Воины, стоящие у входа, забрали оружие у прибывшего, и тот опустился на одно колено перед султаном.
— Ас-саляму алайкум ва-рахмату-Ллахи ва-баракятух, — произнёс султан, предлагая рукой встать незнакомому воину.
— Ва-алейкум ас-салям ва-рахмату-Ллахи ва-баракятух, — произнёс воин, поднимаясь с колена и бесстрашно рассматривая лицо молодого султана.
Появившегося человека звали Хасан ибн Али аль-Каин, и он принадлежал к редкому представителю племени ассасинов, сгинувших около полувека назад в замке Аламут от рук монголов под командованием Хулагу.
— Ты хочешь убить маршала госпитальеров Матье де Клемона? — спросил султан, с интересом рассматривая Хасана.

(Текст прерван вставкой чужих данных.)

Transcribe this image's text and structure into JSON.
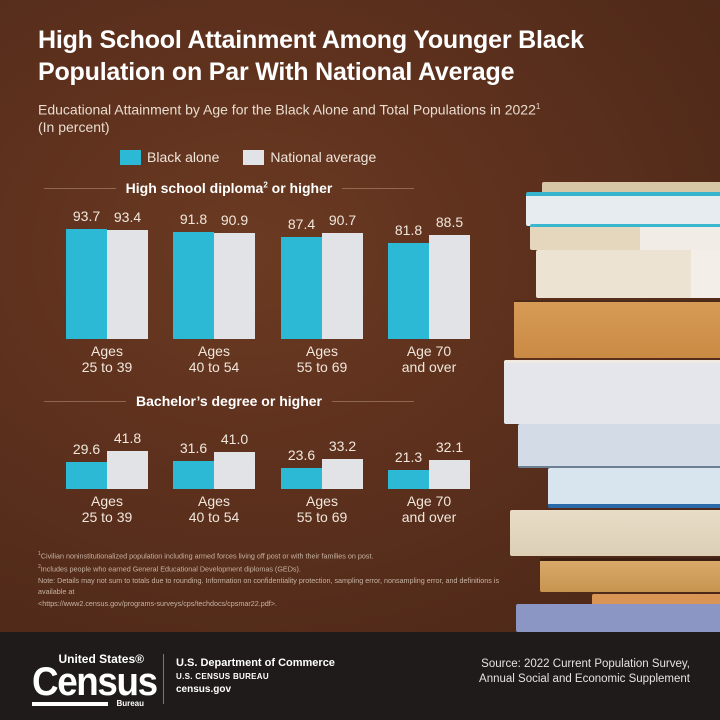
{
  "title_line1": "High School Attainment Among Younger Black",
  "title_line2": "Population on Par With National Average",
  "subtitle_line1": "Educational Attainment by Age for the Black Alone and Total Populations in 2022",
  "subtitle_sup": "1",
  "subtitle_line2": "(In percent)",
  "legend": [
    {
      "label": "Black alone",
      "color": "#2bb9d5"
    },
    {
      "label": "National average",
      "color": "#e2e3e6"
    }
  ],
  "sections": [
    {
      "title": "High school diploma",
      "sup": "2",
      "title_suffix": " or higher"
    },
    {
      "title": "Bachelor’s degree or higher",
      "sup": "",
      "title_suffix": ""
    }
  ],
  "age_groups": [
    {
      "line1": "Ages",
      "line2": "25 to 39"
    },
    {
      "line1": "Ages",
      "line2": "40 to 54"
    },
    {
      "line1": "Ages",
      "line2": "55 to 69"
    },
    {
      "line1": "Age 70",
      "line2": "and over"
    }
  ],
  "chart_data": [
    {
      "type": "bar",
      "title": "High school diploma or higher",
      "categories": [
        "Ages 25 to 39",
        "Ages 40 to 54",
        "Ages 55 to 69",
        "Age 70 and over"
      ],
      "series": [
        {
          "name": "Black alone",
          "color": "#2bb9d5",
          "values": [
            93.7,
            91.8,
            87.4,
            81.8
          ]
        },
        {
          "name": "National average",
          "color": "#e2e3e6",
          "values": [
            93.4,
            90.9,
            90.7,
            88.5
          ]
        }
      ],
      "value_labels": {
        "black": [
          "93.7",
          "91.8",
          "87.4",
          "81.8"
        ],
        "national": [
          "93.4",
          "90.9",
          "90.7",
          "88.5"
        ]
      },
      "xlabel": "",
      "ylabel": "Percent",
      "ylim": [
        0,
        100
      ],
      "grid": false,
      "legend_position": "top"
    },
    {
      "type": "bar",
      "title": "Bachelor's degree or higher",
      "categories": [
        "Ages 25 to 39",
        "Ages 40 to 54",
        "Ages 55 to 69",
        "Age 70 and over"
      ],
      "series": [
        {
          "name": "Black alone",
          "color": "#2bb9d5",
          "values": [
            29.6,
            31.6,
            23.6,
            21.3
          ]
        },
        {
          "name": "National average",
          "color": "#e2e3e6",
          "values": [
            41.8,
            41.0,
            33.2,
            32.1
          ]
        }
      ],
      "value_labels": {
        "black": [
          "29.6",
          "31.6",
          "23.6",
          "21.3"
        ],
        "national": [
          "41.8",
          "41.0",
          "33.2",
          "32.1"
        ]
      },
      "xlabel": "",
      "ylabel": "Percent",
      "ylim": [
        0,
        100
      ],
      "grid": false,
      "legend_position": "top"
    }
  ],
  "footnotes": {
    "n1_sup": "1",
    "n1": "Civilian noninstitutionalized population including armed forces living off post or with their families on post.",
    "n2_sup": "2",
    "n2": "Includes people who earned General Educational Development diplomas (GEDs).",
    "note": "Note: Details may not sum to totals due to rounding. Information on confidentiality protection, sampling error, nonsampling error, and definitions is available at",
    "link": "<https://www2.census.gov/programs-surveys/cps/techdocs/cpsmar22.pdf>."
  },
  "footer": {
    "logo_top": "United States®",
    "logo_main": "Census",
    "logo_bottom": "Bureau",
    "dept_line1": "U.S. Department of Commerce",
    "dept_line2": "U.S. CENSUS BUREAU",
    "dept_line3": "census.gov",
    "source_line1": "Source: 2022 Current Population Survey,",
    "source_line2": "Annual Social and Economic Supplement"
  }
}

— Я принесу тебе его голову, — гордо сказал Хасан аль-Каин. Султан закусил кончик своего уса в зубах и остановил свой взгляд на лице ассасина, лишенном каких-либо эмоций.
— Зачем тебе маршал Матье де Клемон? — спросил он, наблюдая за реакцией Хасана. Тот не стал обманывать султана, но не сказал всей правды.
— Он должен мне одну вещь, — ответил Хасан султану, а тот мудро не стал допытывать ассасина, полагая, что каждый имеет право на некоторую личную тайну.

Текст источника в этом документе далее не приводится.